M. Jean-Philippe Tanguy
…qui n’utilisent d’ailleurs pas le code pénal ! Un syndicaliste confronté à la Société générale ou à la BNP n’est pas en mesure de faire valoir le code pénal, cela n’existe pas ! Il n’ira jamais dépenser des milliers d’euros dans une procédure perdue d’avance.
Mme Caroline Parmentier
Évidemment !
M. Jean-Philippe Tanguy
Nous maintenons donc nos sous-amendements, dans l’espoir qu’en les votant, la gauche protégera, pour une fois, les libertés syndicales et les élus locaux, au lieu de les repousser parce qu’ils viennent de nous !
Mme la présidente
Je mets aux voix le sous-amendement no 48.
(Il est procédé au scrutin.)
Mme la présidente
Voici le résultat du scrutin :
Nombre de votants 51
Nombre de suffrages exprimés 48
Majorité absolue 25
Pour l’adoption 26
Contre 22
(Le sous-amendement no 48 est adopté.)
(Applaudissements sur plusieurs bancs des groupes RN et UDR.)
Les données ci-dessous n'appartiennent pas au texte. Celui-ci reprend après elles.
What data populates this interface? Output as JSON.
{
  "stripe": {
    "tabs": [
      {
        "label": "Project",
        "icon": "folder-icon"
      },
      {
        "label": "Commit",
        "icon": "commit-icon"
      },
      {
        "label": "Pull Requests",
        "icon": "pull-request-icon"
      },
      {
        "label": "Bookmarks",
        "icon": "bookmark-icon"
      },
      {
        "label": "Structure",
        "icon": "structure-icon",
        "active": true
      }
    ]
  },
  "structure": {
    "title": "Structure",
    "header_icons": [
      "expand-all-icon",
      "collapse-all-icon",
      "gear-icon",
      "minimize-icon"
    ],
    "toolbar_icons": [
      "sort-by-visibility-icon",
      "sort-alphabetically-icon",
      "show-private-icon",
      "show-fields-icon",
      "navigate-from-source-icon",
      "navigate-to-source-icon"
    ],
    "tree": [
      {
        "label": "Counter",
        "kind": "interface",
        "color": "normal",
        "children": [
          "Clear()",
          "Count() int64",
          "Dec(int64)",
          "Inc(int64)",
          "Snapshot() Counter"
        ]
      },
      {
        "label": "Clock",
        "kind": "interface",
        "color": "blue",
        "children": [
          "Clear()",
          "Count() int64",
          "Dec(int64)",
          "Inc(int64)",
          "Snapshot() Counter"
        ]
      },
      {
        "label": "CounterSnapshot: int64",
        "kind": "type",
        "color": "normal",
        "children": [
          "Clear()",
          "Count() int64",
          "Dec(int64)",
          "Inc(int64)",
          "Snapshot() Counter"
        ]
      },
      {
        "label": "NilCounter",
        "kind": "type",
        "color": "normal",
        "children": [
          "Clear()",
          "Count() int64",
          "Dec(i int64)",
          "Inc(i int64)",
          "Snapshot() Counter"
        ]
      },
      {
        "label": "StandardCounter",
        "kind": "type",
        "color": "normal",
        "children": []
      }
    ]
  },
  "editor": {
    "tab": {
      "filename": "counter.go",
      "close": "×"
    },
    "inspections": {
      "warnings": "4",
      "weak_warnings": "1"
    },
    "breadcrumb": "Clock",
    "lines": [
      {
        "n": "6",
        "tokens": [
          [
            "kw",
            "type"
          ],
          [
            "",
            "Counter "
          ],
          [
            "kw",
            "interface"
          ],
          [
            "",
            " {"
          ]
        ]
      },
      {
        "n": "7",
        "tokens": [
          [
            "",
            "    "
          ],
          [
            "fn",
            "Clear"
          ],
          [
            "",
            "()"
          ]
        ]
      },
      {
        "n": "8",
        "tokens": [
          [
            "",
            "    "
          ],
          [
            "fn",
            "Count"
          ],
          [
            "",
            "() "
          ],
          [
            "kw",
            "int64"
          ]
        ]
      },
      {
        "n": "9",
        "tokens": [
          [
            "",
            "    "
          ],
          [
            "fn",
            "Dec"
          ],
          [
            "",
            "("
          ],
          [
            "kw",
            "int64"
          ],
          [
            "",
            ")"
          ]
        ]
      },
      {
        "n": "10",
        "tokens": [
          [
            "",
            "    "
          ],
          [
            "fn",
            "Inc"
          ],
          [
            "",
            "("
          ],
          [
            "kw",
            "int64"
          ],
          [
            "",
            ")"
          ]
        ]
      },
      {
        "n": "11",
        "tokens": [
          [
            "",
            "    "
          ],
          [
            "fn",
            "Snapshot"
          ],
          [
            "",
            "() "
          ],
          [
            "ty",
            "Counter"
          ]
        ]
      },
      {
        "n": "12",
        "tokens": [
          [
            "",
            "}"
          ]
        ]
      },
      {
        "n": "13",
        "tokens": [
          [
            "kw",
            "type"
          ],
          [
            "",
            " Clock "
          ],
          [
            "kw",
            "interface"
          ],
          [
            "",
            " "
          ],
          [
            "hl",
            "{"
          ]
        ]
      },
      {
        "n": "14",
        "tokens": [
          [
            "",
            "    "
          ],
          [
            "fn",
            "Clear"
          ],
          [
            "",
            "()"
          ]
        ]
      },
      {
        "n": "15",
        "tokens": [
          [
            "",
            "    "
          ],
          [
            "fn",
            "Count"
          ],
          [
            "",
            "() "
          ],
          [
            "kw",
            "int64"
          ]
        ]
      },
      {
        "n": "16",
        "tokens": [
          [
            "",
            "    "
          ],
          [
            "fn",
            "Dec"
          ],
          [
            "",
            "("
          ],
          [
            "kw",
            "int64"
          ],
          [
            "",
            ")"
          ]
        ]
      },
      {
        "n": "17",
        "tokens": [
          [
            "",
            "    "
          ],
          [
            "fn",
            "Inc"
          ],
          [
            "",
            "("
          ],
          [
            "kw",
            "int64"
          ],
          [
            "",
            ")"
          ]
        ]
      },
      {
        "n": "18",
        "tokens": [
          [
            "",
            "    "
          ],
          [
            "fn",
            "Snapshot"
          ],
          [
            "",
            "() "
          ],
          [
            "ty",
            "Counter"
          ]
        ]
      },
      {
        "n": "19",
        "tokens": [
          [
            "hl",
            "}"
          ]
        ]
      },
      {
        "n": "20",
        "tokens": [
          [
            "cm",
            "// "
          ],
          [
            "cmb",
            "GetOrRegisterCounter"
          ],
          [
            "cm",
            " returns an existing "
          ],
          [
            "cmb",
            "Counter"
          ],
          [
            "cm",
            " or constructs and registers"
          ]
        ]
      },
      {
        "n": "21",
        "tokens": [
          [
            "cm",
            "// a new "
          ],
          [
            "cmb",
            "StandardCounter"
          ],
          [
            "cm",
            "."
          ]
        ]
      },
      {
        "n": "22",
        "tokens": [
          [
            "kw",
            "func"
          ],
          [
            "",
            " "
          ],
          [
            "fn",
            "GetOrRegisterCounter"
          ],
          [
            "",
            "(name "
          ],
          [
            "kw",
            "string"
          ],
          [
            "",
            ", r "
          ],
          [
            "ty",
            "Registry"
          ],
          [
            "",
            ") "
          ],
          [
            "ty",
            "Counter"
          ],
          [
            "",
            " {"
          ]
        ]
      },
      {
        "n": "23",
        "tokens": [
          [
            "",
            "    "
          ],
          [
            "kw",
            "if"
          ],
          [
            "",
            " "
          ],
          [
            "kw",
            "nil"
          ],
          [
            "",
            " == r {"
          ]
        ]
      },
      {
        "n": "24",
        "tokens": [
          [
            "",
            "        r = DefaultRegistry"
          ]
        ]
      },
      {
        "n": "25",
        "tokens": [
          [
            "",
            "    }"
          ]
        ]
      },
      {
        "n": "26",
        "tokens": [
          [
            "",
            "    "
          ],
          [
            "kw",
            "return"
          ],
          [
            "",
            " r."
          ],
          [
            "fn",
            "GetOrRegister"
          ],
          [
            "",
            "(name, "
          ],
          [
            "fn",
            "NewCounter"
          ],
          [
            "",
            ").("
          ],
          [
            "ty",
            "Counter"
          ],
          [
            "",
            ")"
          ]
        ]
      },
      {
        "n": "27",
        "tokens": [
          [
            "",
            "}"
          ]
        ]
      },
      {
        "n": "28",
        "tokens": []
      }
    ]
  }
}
(Les amendements identiques nos 22 et 35, sous-amendés, ne sont pas adoptés.)
Mme la présidente
Je mets maintenant aux voix le sous-amendement no 52.
(Il est procédé au scrutin.)
Mme la présidente
Voici le résultat du scrutin :
Nombre de votants 48
Nombre de suffrages exprimés 48
Majorité absolue 25
Pour l’adoption 26
Contre 22
(Le sous-amendement no 52 est adopté.)
Mme la présidente
Je mets aux voix le sous-amendement no 50.
(Il est procédé au scrutin.)
Mme la présidente
Voici le résultat du scrutin :
Nombre de votants 53
Nombre de suffrages exprimés 52
Majorité absolue 27
Pour l’adoption 26
Contre 26
(Le sous-amendement no 50 n’est pas adopté.)
Mme la présidente
Je mets aux voix l’amendement no 19, tel qu’il a été sous-amendé.
(Il est procédé au scrutin.)
Mme la présidente
Voici le résultat du scrutin :
Nombre de votants 52
Nombre de suffrages exprimés 51
Majorité absolue 26
Pour l’adoption 27
Contre 24
(L’amendement no 19, sous-amendé, est adopté.)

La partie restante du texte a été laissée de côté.